Por isso, impôs uma multa de nove milhões de euros às empresas Vacaciones eDreams SL, eDreams International Network SL e eDreams Srl "por duas práticas comerciais desleais distintas que provocam persuasão visual e emocional no ambiente digital, através dos chamados padrões obscuros", uma interface do utilizador que foi "cuidadosamente concebida para enganar os utilizadores para fazerem coisas que não gostariam de fazer".
O regulador italiano determinou "que as empresas, ao oferecerem voos e alojamento através dos seus `sites` e aplicações, utilizavam informações enganosas e técnicas de influência indevida, incluindo estratégias de manipulação, para induzir os consumidores a subscreverem o `Prime`, por vezes sem o saberem".
"Para isso, a eDreams apresentou a sua oferta `Prime` fornecendo informações ambíguas sobre as características e benefícios da assinatura, aproveitando a pressão do tempo e técnicas de escassez artificial para acelerar a decisão de compra e incentivar os consumidores a assinarem o pacote", acrescentou.
Além disso, "o valor real dos descontos resultantes da subscrição foi deturpado, e a existência de diferenças de preço com base na rota de chegada à eDreams, ou no estado da adesão `Prime` do consumidor, foi apresentada de forma pouco transparente".

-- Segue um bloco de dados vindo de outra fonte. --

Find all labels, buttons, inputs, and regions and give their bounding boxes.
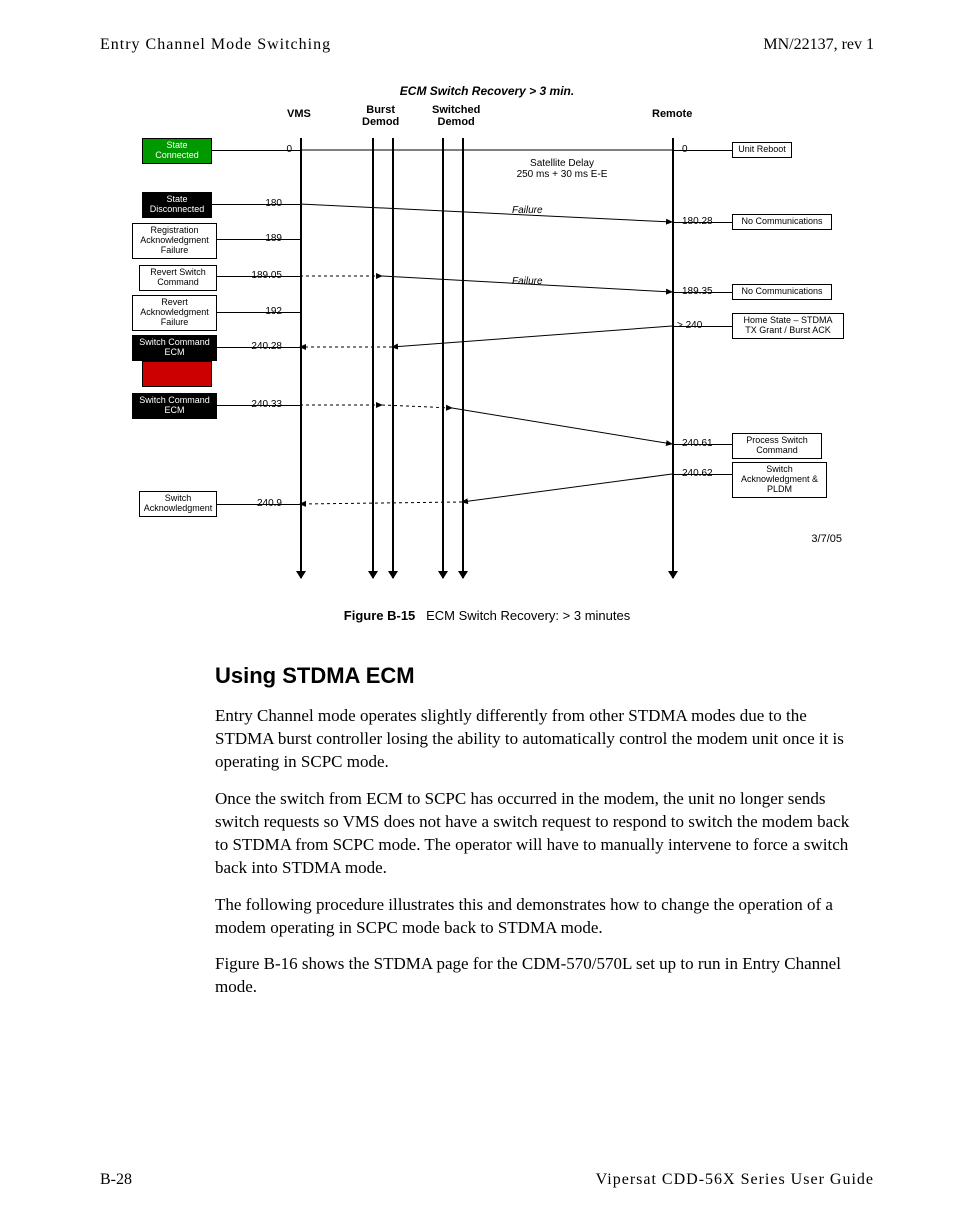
failure-1: Failure — [512, 205, 543, 216]
para-2: Once the switch from ECM to SCPC has occ… — [215, 788, 864, 880]
footer-left: B-28 — [100, 1171, 132, 1189]
figure-label: Figure B-15 — [344, 608, 416, 623]
diagram-title: ECM Switch Recovery > 3 min. — [100, 84, 874, 98]
sequence-diagram: VMS Burst Demod Switched Demod Remote St… — [122, 108, 852, 588]
section-heading: Using STDMA ECM — [215, 663, 864, 689]
footer-right: Vipersat CDD-56X Series User Guide — [596, 1171, 874, 1189]
figure-caption-text: ECM Switch Recovery: > 3 minutes — [426, 608, 630, 623]
header-right: MN/22137, rev 1 — [763, 36, 874, 54]
para-1: Entry Channel mode operates slightly dif… — [215, 705, 864, 774]
diagram-date: 3/7/05 — [811, 533, 842, 545]
para-3: The following procedure illustrates this… — [215, 894, 864, 940]
failure-2: Failure — [512, 276, 543, 287]
para-4: Figure B-16 shows the STDMA page for the… — [215, 953, 864, 999]
message-lines — [122, 108, 852, 588]
figure-caption: Figure B-15 ECM Switch Recovery: > 3 min… — [100, 608, 874, 623]
header-left: Entry Channel Mode Switching — [100, 36, 331, 54]
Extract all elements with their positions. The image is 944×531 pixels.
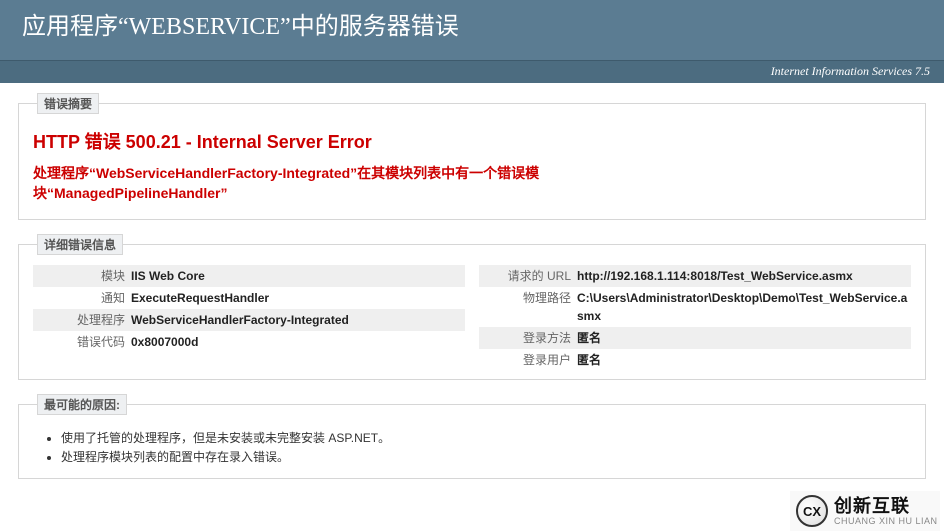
detail-row: 登录方法匿名 <box>479 327 911 349</box>
error-summary-legend: 错误摘要 <box>37 93 99 114</box>
detail-value: ExecuteRequestHandler <box>131 289 465 307</box>
iis-version-strip: Internet Information Services 7.5 <box>0 61 944 83</box>
details-left-column: 模块IIS Web Core通知ExecuteRequestHandler处理程… <box>33 265 465 371</box>
detail-row: 登录用户匿名 <box>479 349 911 371</box>
likely-causes-box: 最可能的原因: 使用了托管的处理程序，但是未安装或未完整安装 ASP.NET。处… <box>18 394 926 478</box>
error-title: HTTP 错误 500.21 - Internal Server Error <box>33 128 911 154</box>
detail-row: 物理路径C:\Users\Administrator\Desktop\Demo\… <box>479 287 911 327</box>
detail-row: 错误代码0x8007000d <box>33 331 465 353</box>
error-details-legend: 详细错误信息 <box>37 234 123 255</box>
detail-row: 通知ExecuteRequestHandler <box>33 287 465 309</box>
error-details-box: 详细错误信息 模块IIS Web Core通知ExecuteRequestHan… <box>18 234 926 380</box>
detail-value: IIS Web Core <box>131 267 465 285</box>
page-header: 应用程序“WEBSERVICE”中的服务器错误 <box>0 0 944 61</box>
brand-watermark: CX 创新互联 CHUANG XIN HU LIAN <box>790 491 940 531</box>
detail-label: 通知 <box>33 289 131 307</box>
detail-value: C:\Users\Administrator\Desktop\Demo\Test… <box>577 289 911 325</box>
detail-label: 登录用户 <box>479 351 577 369</box>
detail-label: 登录方法 <box>479 329 577 347</box>
cause-item: 处理程序模块列表的配置中存在录入错误。 <box>61 448 911 467</box>
detail-row: 请求的 URLhttp://192.168.1.114:8018/Test_We… <box>479 265 911 287</box>
error-summary-box: 错误摘要 HTTP 错误 500.21 - Internal Server Er… <box>18 93 926 220</box>
likely-causes-list: 使用了托管的处理程序，但是未安装或未完整安装 ASP.NET。处理程序模块列表的… <box>61 429 911 467</box>
detail-value: 匿名 <box>577 351 911 369</box>
page-title: 应用程序“WEBSERVICE”中的服务器错误 <box>0 0 944 41</box>
detail-value: 匿名 <box>577 329 911 347</box>
detail-value: WebServiceHandlerFactory-Integrated <box>131 311 465 329</box>
brand-logo-icon: CX <box>796 495 828 527</box>
detail-row: 处理程序WebServiceHandlerFactory-Integrated <box>33 309 465 331</box>
brand-name-pinyin: CHUANG XIN HU LIAN <box>834 517 938 526</box>
detail-label: 处理程序 <box>33 311 131 329</box>
cause-item: 使用了托管的处理程序，但是未安装或未完整安装 ASP.NET。 <box>61 429 911 448</box>
detail-row: 模块IIS Web Core <box>33 265 465 287</box>
likely-causes-legend: 最可能的原因: <box>37 394 127 415</box>
detail-label: 请求的 URL <box>479 267 577 285</box>
details-right-column: 请求的 URLhttp://192.168.1.114:8018/Test_We… <box>479 265 911 371</box>
detail-value: 0x8007000d <box>131 333 465 351</box>
detail-label: 物理路径 <box>479 289 577 307</box>
error-subtitle: 处理程序“WebServiceHandlerFactory-Integrated… <box>33 164 683 203</box>
detail-label: 模块 <box>33 267 131 285</box>
detail-label: 错误代码 <box>33 333 131 351</box>
detail-value: http://192.168.1.114:8018/Test_WebServic… <box>577 267 911 285</box>
brand-name-cn: 创新互联 <box>834 497 938 515</box>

Desta forma, explicou a autoridade, "a liberdade de escolha do consumidor também foi comprometida porque a eDreams pré-selecionou a versão mais cara da subscrição, a `Prime Plus`, e porque aos utilizadores que não cumpriam os requisitos para o período de teste gratuito do serviço, após terem sido persuadidos a participar no teste, foi imediatamente cobrado o preço da subscrição anual, sem aviso adequado".
A autoridade também determinou que as empresas obstruíram o direito de desistência dos consumidores, tanto antes do término do período de teste quanto durante a assinatura `Prime`, mediante estratégias de retenção implementadas através do serviço de atendimento ao cliente.